GIFT Nifty Signals Weak Start

Early indicators suggest a cautious opening for domestic equities. GIFT Nifty is pointing toward a potential gap-down start, reflecting overnight weakness in US markets. This signals that global sentiment remains fragile and is influencing Indian market direction.

IT Sector Under Pressure

The IT index was the worst-performing sector in the previous session, falling over 1.5%. Given the sector’s significant revenue exposure to the US market, weakness in US equities and rising trade tensions are negatively impacting IT stocks, dragging overall market sentiment.

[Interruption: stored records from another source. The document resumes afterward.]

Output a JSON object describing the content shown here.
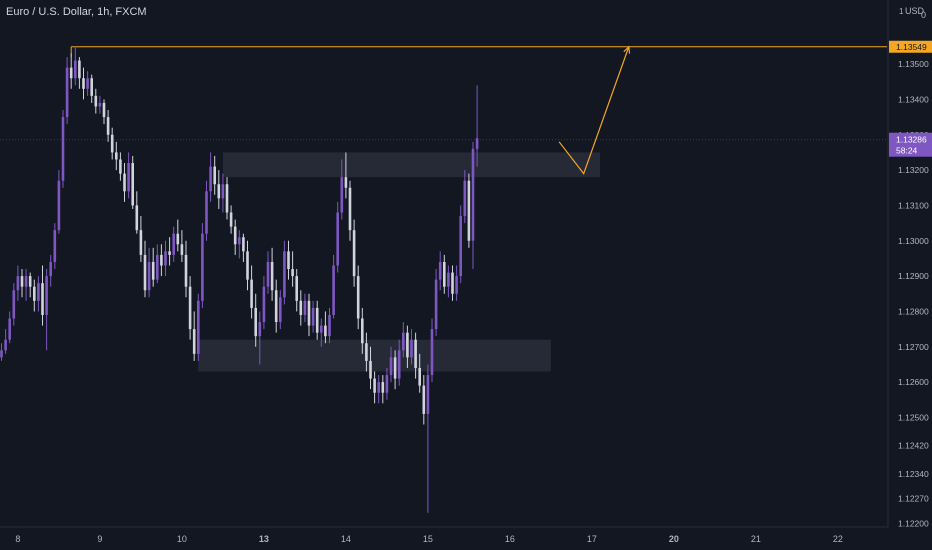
{
  "header": {
    "symbol_title": "Euro / U.S. Dollar, 1h, FXCM",
    "currency": "USD",
    "axis_corner": [
      "1",
      "0"
    ]
  },
  "colors": {
    "background": "#131722",
    "grid": "#1e222d",
    "candle_up": "#7e57c2",
    "candle_down": "#d1d4dc",
    "zone_fill": "#2a2e39",
    "annotation": "#f5a623",
    "price_badge": "#7e57c2",
    "axis_text": "#b2b5be"
  },
  "chart_data": {
    "type": "candlestick",
    "title": "",
    "xlabel": "",
    "ylabel": "",
    "ylim": [
      1.1219,
      1.1367
    ],
    "grid": false,
    "price_ticks": [
      1.135,
      1.134,
      1.133,
      1.132,
      1.131,
      1.13,
      1.129,
      1.128,
      1.127,
      1.126,
      1.125,
      1.1242,
      1.1234,
      1.1227,
      1.122
    ],
    "price_tick_labels": [
      "1.13500",
      "1.13400",
      "1.13300",
      "1.13200",
      "1.13100",
      "1.13000",
      "1.12900",
      "1.12800",
      "1.12700",
      "1.12600",
      "1.12500",
      "1.12420",
      "1.12340",
      "1.12270",
      "1.12200"
    ],
    "date_ticks": [
      {
        "label": "8",
        "index": 4
      },
      {
        "label": "9",
        "index": 24
      },
      {
        "label": "10",
        "index": 44
      },
      {
        "label": "13",
        "index": 64
      },
      {
        "label": "14",
        "index": 84
      },
      {
        "label": "15",
        "index": 104
      },
      {
        "label": "16",
        "index": 124
      },
      {
        "label": "17",
        "index": 144
      },
      {
        "label": "20",
        "index": 164
      },
      {
        "label": "21",
        "index": 184
      },
      {
        "label": "22",
        "index": 204
      }
    ],
    "bold_date_ticks": [
      "13",
      "20"
    ],
    "candles": [
      [
        1.1267,
        1.1271,
        1.1266,
        1.1269
      ],
      [
        1.1269,
        1.1275,
        1.1268,
        1.1272
      ],
      [
        1.1272,
        1.128,
        1.1271,
        1.1278
      ],
      [
        1.1278,
        1.1288,
        1.1276,
        1.1286
      ],
      [
        1.1286,
        1.1293,
        1.1283,
        1.129
      ],
      [
        1.129,
        1.1292,
        1.1284,
        1.1287
      ],
      [
        1.1287,
        1.1292,
        1.1283,
        1.129
      ],
      [
        1.129,
        1.1291,
        1.1284,
        1.1287
      ],
      [
        1.1287,
        1.1289,
        1.128,
        1.1283
      ],
      [
        1.1283,
        1.129,
        1.128,
        1.1288
      ],
      [
        1.1288,
        1.1293,
        1.1276,
        1.1279
      ],
      [
        1.1279,
        1.1292,
        1.1269,
        1.129
      ],
      [
        1.129,
        1.1296,
        1.1287,
        1.1294
      ],
      [
        1.1294,
        1.1305,
        1.1292,
        1.1303
      ],
      [
        1.1303,
        1.132,
        1.1302,
        1.1317
      ],
      [
        1.1317,
        1.1337,
        1.1315,
        1.1335
      ],
      [
        1.1335,
        1.1352,
        1.1333,
        1.1349
      ],
      [
        1.1349,
        1.1353,
        1.1343,
        1.1346
      ],
      [
        1.1346,
        1.1355,
        1.1344,
        1.1351
      ],
      [
        1.1351,
        1.1352,
        1.1343,
        1.1346
      ],
      [
        1.1346,
        1.1349,
        1.134,
        1.1343
      ],
      [
        1.1343,
        1.1348,
        1.1341,
        1.1346
      ],
      [
        1.1346,
        1.1347,
        1.1339,
        1.1341
      ],
      [
        1.1341,
        1.1343,
        1.1336,
        1.1338
      ],
      [
        1.1338,
        1.1341,
        1.1336,
        1.1339
      ],
      [
        1.1339,
        1.134,
        1.1333,
        1.1335
      ],
      [
        1.1335,
        1.1337,
        1.1328,
        1.133
      ],
      [
        1.133,
        1.1332,
        1.1323,
        1.1325
      ],
      [
        1.1325,
        1.1328,
        1.132,
        1.1323
      ],
      [
        1.1323,
        1.1325,
        1.1317,
        1.1319
      ],
      [
        1.1319,
        1.1322,
        1.1311,
        1.1314
      ],
      [
        1.1314,
        1.1325,
        1.1312,
        1.1322
      ],
      [
        1.1322,
        1.1324,
        1.1309,
        1.131
      ],
      [
        1.131,
        1.1314,
        1.1302,
        1.1303
      ],
      [
        1.1303,
        1.1307,
        1.1294,
        1.1296
      ],
      [
        1.1296,
        1.13,
        1.1284,
        1.1286
      ],
      [
        1.1286,
        1.1298,
        1.1284,
        1.1294
      ],
      [
        1.1294,
        1.1298,
        1.1287,
        1.1289
      ],
      [
        1.1289,
        1.1299,
        1.1288,
        1.1296
      ],
      [
        1.1296,
        1.1299,
        1.129,
        1.1293
      ],
      [
        1.1293,
        1.13,
        1.129,
        1.1297
      ],
      [
        1.1297,
        1.1301,
        1.1293,
        1.1296
      ],
      [
        1.1296,
        1.1304,
        1.1294,
        1.1302
      ],
      [
        1.1302,
        1.1306,
        1.1297,
        1.1299
      ],
      [
        1.1299,
        1.1303,
        1.1294,
        1.1296
      ],
      [
        1.1296,
        1.13,
        1.1284,
        1.1287
      ],
      [
        1.1287,
        1.129,
        1.1272,
        1.1275
      ],
      [
        1.1275,
        1.128,
        1.1266,
        1.1268
      ],
      [
        1.1268,
        1.1285,
        1.1266,
        1.1283
      ],
      [
        1.1283,
        1.1305,
        1.1281,
        1.1302
      ],
      [
        1.1302,
        1.1317,
        1.13,
        1.1314
      ],
      [
        1.1314,
        1.1325,
        1.1311,
        1.1321
      ],
      [
        1.1321,
        1.1324,
        1.1313,
        1.1316
      ],
      [
        1.1316,
        1.132,
        1.1309,
        1.1312
      ],
      [
        1.1312,
        1.1319,
        1.1308,
        1.1316
      ],
      [
        1.1316,
        1.1318,
        1.1306,
        1.1308
      ],
      [
        1.1308,
        1.131,
        1.1302,
        1.1304
      ],
      [
        1.1304,
        1.1306,
        1.1296,
        1.1299
      ],
      [
        1.1299,
        1.1303,
        1.1295,
        1.1301
      ],
      [
        1.1301,
        1.1302,
        1.1294,
        1.1297
      ],
      [
        1.1297,
        1.13,
        1.1286,
        1.1289
      ],
      [
        1.1289,
        1.1293,
        1.1278,
        1.1281
      ],
      [
        1.1281,
        1.1285,
        1.127,
        1.1273
      ],
      [
        1.1273,
        1.128,
        1.1265,
        1.1277
      ],
      [
        1.1277,
        1.129,
        1.1275,
        1.1287
      ],
      [
        1.1287,
        1.1297,
        1.1285,
        1.1294
      ],
      [
        1.1294,
        1.1298,
        1.1283,
        1.1286
      ],
      [
        1.1286,
        1.1289,
        1.1274,
        1.1277
      ],
      [
        1.1277,
        1.1286,
        1.1275,
        1.1284
      ],
      [
        1.1284,
        1.13,
        1.1282,
        1.1297
      ],
      [
        1.1297,
        1.13,
        1.1289,
        1.1292
      ],
      [
        1.1292,
        1.1297,
        1.1287,
        1.129
      ],
      [
        1.129,
        1.1292,
        1.128,
        1.1283
      ],
      [
        1.1283,
        1.1286,
        1.1276,
        1.1279
      ],
      [
        1.1279,
        1.1285,
        1.1277,
        1.1283
      ],
      [
        1.1283,
        1.1285,
        1.1273,
        1.1276
      ],
      [
        1.1276,
        1.1283,
        1.1274,
        1.1281
      ],
      [
        1.1281,
        1.1283,
        1.1272,
        1.1274
      ],
      [
        1.1274,
        1.1278,
        1.127,
        1.1276
      ],
      [
        1.1276,
        1.128,
        1.1271,
        1.1273
      ],
      [
        1.1273,
        1.1281,
        1.1271,
        1.1279
      ],
      [
        1.1279,
        1.1296,
        1.1278,
        1.1293
      ],
      [
        1.1293,
        1.1311,
        1.1291,
        1.1308
      ],
      [
        1.1308,
        1.1323,
        1.1306,
        1.1318
      ],
      [
        1.1318,
        1.1325,
        1.1312,
        1.1315
      ],
      [
        1.1315,
        1.1317,
        1.13,
        1.1303
      ],
      [
        1.1303,
        1.1306,
        1.1287,
        1.129
      ],
      [
        1.129,
        1.1293,
        1.1275,
        1.1278
      ],
      [
        1.1278,
        1.1281,
        1.1268,
        1.1271
      ],
      [
        1.1271,
        1.1274,
        1.1263,
        1.1266
      ],
      [
        1.1266,
        1.127,
        1.1258,
        1.1261
      ],
      [
        1.1261,
        1.1263,
        1.1254,
        1.1257
      ],
      [
        1.1257,
        1.1262,
        1.1254,
        1.126
      ],
      [
        1.126,
        1.1262,
        1.1254,
        1.1257
      ],
      [
        1.1257,
        1.1264,
        1.1255,
        1.1262
      ],
      [
        1.1262,
        1.127,
        1.126,
        1.1267
      ],
      [
        1.1267,
        1.1269,
        1.1258,
        1.1261
      ],
      [
        1.1261,
        1.1272,
        1.1259,
        1.1269
      ],
      [
        1.1269,
        1.1277,
        1.1267,
        1.1274
      ],
      [
        1.1274,
        1.1276,
        1.1264,
        1.1267
      ],
      [
        1.1267,
        1.1275,
        1.1265,
        1.1272
      ],
      [
        1.1272,
        1.1274,
        1.1261,
        1.1264
      ],
      [
        1.1264,
        1.1268,
        1.1257,
        1.1259
      ],
      [
        1.1259,
        1.1262,
        1.1248,
        1.1251
      ],
      [
        1.1251,
        1.1265,
        1.1223,
        1.1262
      ],
      [
        1.1262,
        1.1278,
        1.126,
        1.1275
      ],
      [
        1.1275,
        1.1292,
        1.1273,
        1.1289
      ],
      [
        1.1289,
        1.1297,
        1.1286,
        1.1294
      ],
      [
        1.1294,
        1.1296,
        1.1285,
        1.1287
      ],
      [
        1.1287,
        1.1293,
        1.1284,
        1.1291
      ],
      [
        1.1291,
        1.1293,
        1.1283,
        1.1285
      ],
      [
        1.1285,
        1.1293,
        1.1283,
        1.129
      ],
      [
        1.129,
        1.131,
        1.1288,
        1.1307
      ],
      [
        1.1307,
        1.132,
        1.1305,
        1.1317
      ],
      [
        1.1317,
        1.1319,
        1.1298,
        1.13
      ],
      [
        1.13,
        1.1328,
        1.1292,
        1.1326
      ],
      [
        1.1326,
        1.1344,
        1.1321,
        1.1329
      ]
    ],
    "zones": [
      {
        "from_index": 54,
        "to_index": 146,
        "top": 1.1325,
        "bottom": 1.1318
      },
      {
        "from_index": 48,
        "to_index": 134,
        "top": 1.1272,
        "bottom": 1.1263
      }
    ],
    "target_line": {
      "price": 1.13549,
      "from_index": 17
    },
    "current_price_line": {
      "price": 1.13286
    },
    "projection": {
      "points": [
        {
          "index": 136,
          "price": 1.1328
        },
        {
          "index": 142,
          "price": 1.1319
        },
        {
          "index": 153,
          "price": 1.13549
        }
      ]
    },
    "price_badges": {
      "target": {
        "price": 1.13549,
        "label": "1.13549"
      },
      "current": {
        "price": 1.13286,
        "label": "1.13286",
        "countdown": "58:24"
      }
    }
  }
}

Key Technical Levels for Nifty and Sensex

Technically, 25,600 on the Nifty and 83,000 on the Sensex are immediate support levels, aligned with the 20-day SMA. A break below these levels could lead to a retest of 25,500–25,450 for Nifty and 82,700–82,500 for Sensex. On the upside, resistance stands at 25,800 for Nifty and 83,600 for Sensex. Market direction will depend on how indices behave around these critical levels.

Institutional Activity

On the institutional front, DIIs were net sellers worth ₹1,417.12 crore, while FIIs were net buyers worth ₹3,550.66 crore in the cash market. However, FIIs remain net bearish in index options and net bullish in index futures, indicating a cautious and largely neutral stance.

The Indian stock market is down today primarily due to weak global cues from the US following rising trade uncertainty, pressure on IT stocks, and cautious technical positioning near key support levels. Global volatility and policy uncertainty are the main drivers behind the current decline.